In April we also hosted a Commemoration of Glen Jacques, who worked at IHR reception from 2005 until 2021. Glen was a keen and talented model-maker and in 2020 he made a scale model of the IHR’s original building, a large timber-framed ‘hut’ standing in Malet Street. The model, which has been donated to the IHR, was shown for the first time at the event and now sits in the Common Room. We also unveiled a portrait of Glen which is now part of the IHR portrait gallery. The event recording is here. More information about the model is here and there is a video of Glen talking about the model here.

In May Andrew Rumsey, Bishop of Ramsbury, provided a fitting end to ‘Victoria County History Day’—a training day for community historians—with a public lecture on Another Country: How the English Parish Shaped a Nation. The lecture explored how the idea of ‘parish’ has contributed to our shared sense of identity and belonging. In a time when environmentalists and politicians alike are looking for sustainable models of community, he suggested that this ancient inheritance might point us to common ground. You can watch a recording of the lecture here.

Also in May, and this year funded by the Creighton Fund, we launched a new series—Conversations on History—in which we ask a public figure to tell us how the past has informed their working life or creative practice. Our opening conversation was entitled ‘The Power of Archives’ and featured J. Willgoose Esq., a founder member of the electronic/rock guitar band Public Service Broadcasting. PSB specialise in concept albums that represent and play with the past, whilst maintaining a strong connection to place and community. In this Conversation J. talked about how he has used archive material and why; how his practice has evolved as the band has grown; and specifically how the band weaves narratives through their albums with the use of samples culled from various historical sources. 

On 19th June our AHRC-funded Windrush Project ran a conference on The Windrush Scandal in a Transnational and Commonwealth Context to explore the Windrush Scandal, which saw members of the Windrush community arrested, detained, and in some cases deported, despite having every right to remain in the UK. The conference examined how the scandal was possible and what its impact is likely to be. It was followed by an evening event in which we celebrated the contribution of the Windrush Generation: Remembering the Ship in Citizenship: an evening with John Agard. You can read more about the day later in the bulletin.

Events led by postgraduate students or early career researchers include: Waseem Ahmed’s postgraduate-led conference on ‘Christopher Hill and the English Revolution: 50 Years after The World Turned Upside Down’ (February) and Juanita Cox’s collaboration with the Oral History Society on the series ‘In Dialogue at the IHR: The Oral History Society@50’, which included an in-conversation with the Young Historians Project.

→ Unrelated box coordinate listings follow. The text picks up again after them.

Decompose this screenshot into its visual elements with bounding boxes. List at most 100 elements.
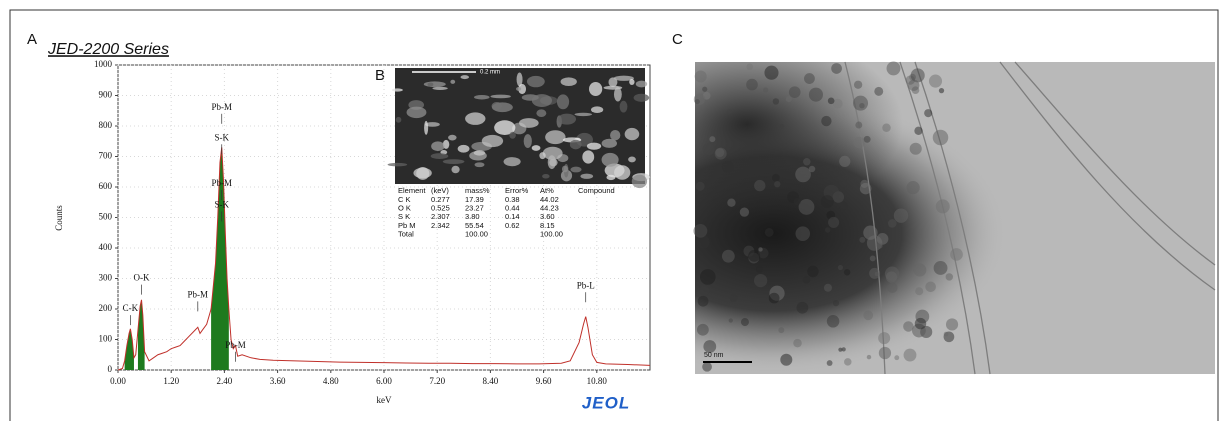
sem-particle <box>586 142 602 150</box>
sem-particle <box>614 165 631 180</box>
sem-particle <box>494 120 516 135</box>
tem-particle <box>831 63 842 74</box>
sem-particle <box>431 141 445 152</box>
tem-particle <box>893 208 909 223</box>
tem-particle <box>863 135 871 143</box>
tem-particle <box>827 97 835 105</box>
tem-particle <box>915 287 924 296</box>
tem-particle <box>694 99 700 105</box>
peak-label: Pb-M <box>211 178 232 188</box>
table-cell: 55.54 <box>465 221 484 230</box>
nanotube <box>1014 61 1216 266</box>
sem-particle <box>423 81 446 88</box>
tem-particle <box>697 295 709 307</box>
table-cell: 0.44 <box>505 204 520 213</box>
figure-frame <box>9 9 1219 421</box>
tem-particle <box>925 281 936 293</box>
tem-particle <box>727 198 736 207</box>
table-cell: 3.80 <box>465 212 480 221</box>
sem-particle <box>481 134 504 148</box>
sem-particle <box>542 173 550 179</box>
tem-particle <box>863 225 878 240</box>
sem-particle <box>474 162 485 168</box>
table-cell: 0.38 <box>505 195 520 204</box>
sem-particle <box>531 94 552 107</box>
tem-particle <box>764 65 779 80</box>
tem-particle <box>908 79 920 91</box>
sem-particle <box>608 77 618 88</box>
sem-particle <box>473 150 486 156</box>
tem-particle <box>748 249 761 262</box>
tem-particle <box>878 346 892 360</box>
tem-particle <box>924 109 933 118</box>
tem-particle <box>764 227 774 237</box>
peak-label: O-K <box>133 273 149 283</box>
tem-particle <box>932 129 949 146</box>
table-header: Compound <box>578 186 615 195</box>
sem-particle <box>442 159 465 165</box>
tem-particle <box>807 265 819 278</box>
tem-particle <box>826 360 833 366</box>
sem-particle <box>416 167 430 180</box>
tem-particle <box>768 292 780 304</box>
x-tick-label: 8.40 <box>483 376 499 386</box>
tem-particle <box>903 321 914 332</box>
table-header: (keV) <box>431 186 449 195</box>
sem-particle <box>545 130 566 145</box>
y-axis-label: Counts <box>54 205 64 231</box>
tem-particle <box>903 348 917 362</box>
tem-particle <box>838 347 843 352</box>
sem-particle <box>465 112 486 125</box>
sem-particle <box>601 138 618 148</box>
peak-label: Pb-M <box>225 340 246 350</box>
y-tick-label: 600 <box>99 181 113 191</box>
tem-particle <box>838 201 848 210</box>
spectrum-plot: 0 100 200 300 400 500 600 700 800 900 1000 0.00 1.20… <box>94 59 651 386</box>
sem-particle <box>574 112 593 117</box>
tem-particle <box>802 276 811 284</box>
sem-particle <box>516 72 523 87</box>
sem-particle <box>539 152 546 160</box>
tem-particle <box>886 61 901 76</box>
tem-particle <box>869 255 876 262</box>
tem-particle <box>804 73 815 84</box>
sem-particle <box>457 144 470 153</box>
peak-label: Pb-M <box>211 102 232 112</box>
tem-particle <box>808 165 816 173</box>
tem-particle <box>928 74 943 88</box>
peak-label: S-K <box>214 132 229 142</box>
x-tick-label: 0.00 <box>110 376 126 386</box>
tem-particle <box>808 87 823 102</box>
peak-label: S-K <box>214 199 229 209</box>
tem-particle <box>914 317 927 330</box>
sem-particle <box>406 106 427 119</box>
table-cell: C K <box>398 195 411 204</box>
sem-particle <box>490 94 511 99</box>
tem-particle <box>798 199 815 215</box>
tem-particle <box>721 249 735 263</box>
inset-table: Element (keV) mass% Error% At% Compound C K 0.2… <box>398 186 615 238</box>
sem-particle <box>391 88 403 92</box>
sem-particle <box>427 82 434 87</box>
tem-particle <box>909 142 922 155</box>
tem-particle <box>702 86 708 92</box>
tem-particle <box>841 347 846 352</box>
table-cell: 100.00 <box>465 229 488 238</box>
tem-particle <box>859 236 866 243</box>
y-tick-label: 100 <box>99 334 113 344</box>
tem-particle <box>843 269 851 276</box>
x-tick-label: 9.60 <box>536 376 552 386</box>
sem-particle <box>448 134 457 141</box>
sem-particle <box>633 93 650 102</box>
tem-particle <box>894 355 900 361</box>
sem-particle <box>509 131 516 139</box>
tem-particle <box>910 68 925 83</box>
sem-particle <box>613 75 634 81</box>
tem-particle <box>788 86 801 98</box>
sem-particle <box>430 153 449 160</box>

In June, we collaborated with the Parkes Institute, University of Southampton, on an International Graduate Conference. The two-day conference, entitled ‘Experiencing and Imagining Jewish/non-Jewish Relations’, provided the opportunity for postgraduate students and early career researchers from around the world to network and present their research among fellow academics.

We continue to support the activities of History Lab and the newly re-energised History Lab Plus, which held an in-person event at the IHR on ‘Community and Collaboration’ in January and an online event on ‘Life After the PhD’ in March. Another event in Manchester Central Library on ‘Historians/Audience/Communities’ took place in June, and they will host a two-day conference on ‘Making History’ in Senate House  in July. History Lab Plus is very busy mobilising Regional Hubs and events too. We have also been working with Olivia Wyatt and Deanna Lyncook from QMUL on a two day PGR-run conference on ‘The Issue of Truth: representing Black British History’ which will take place in the IHR  21st-22nd September 2023.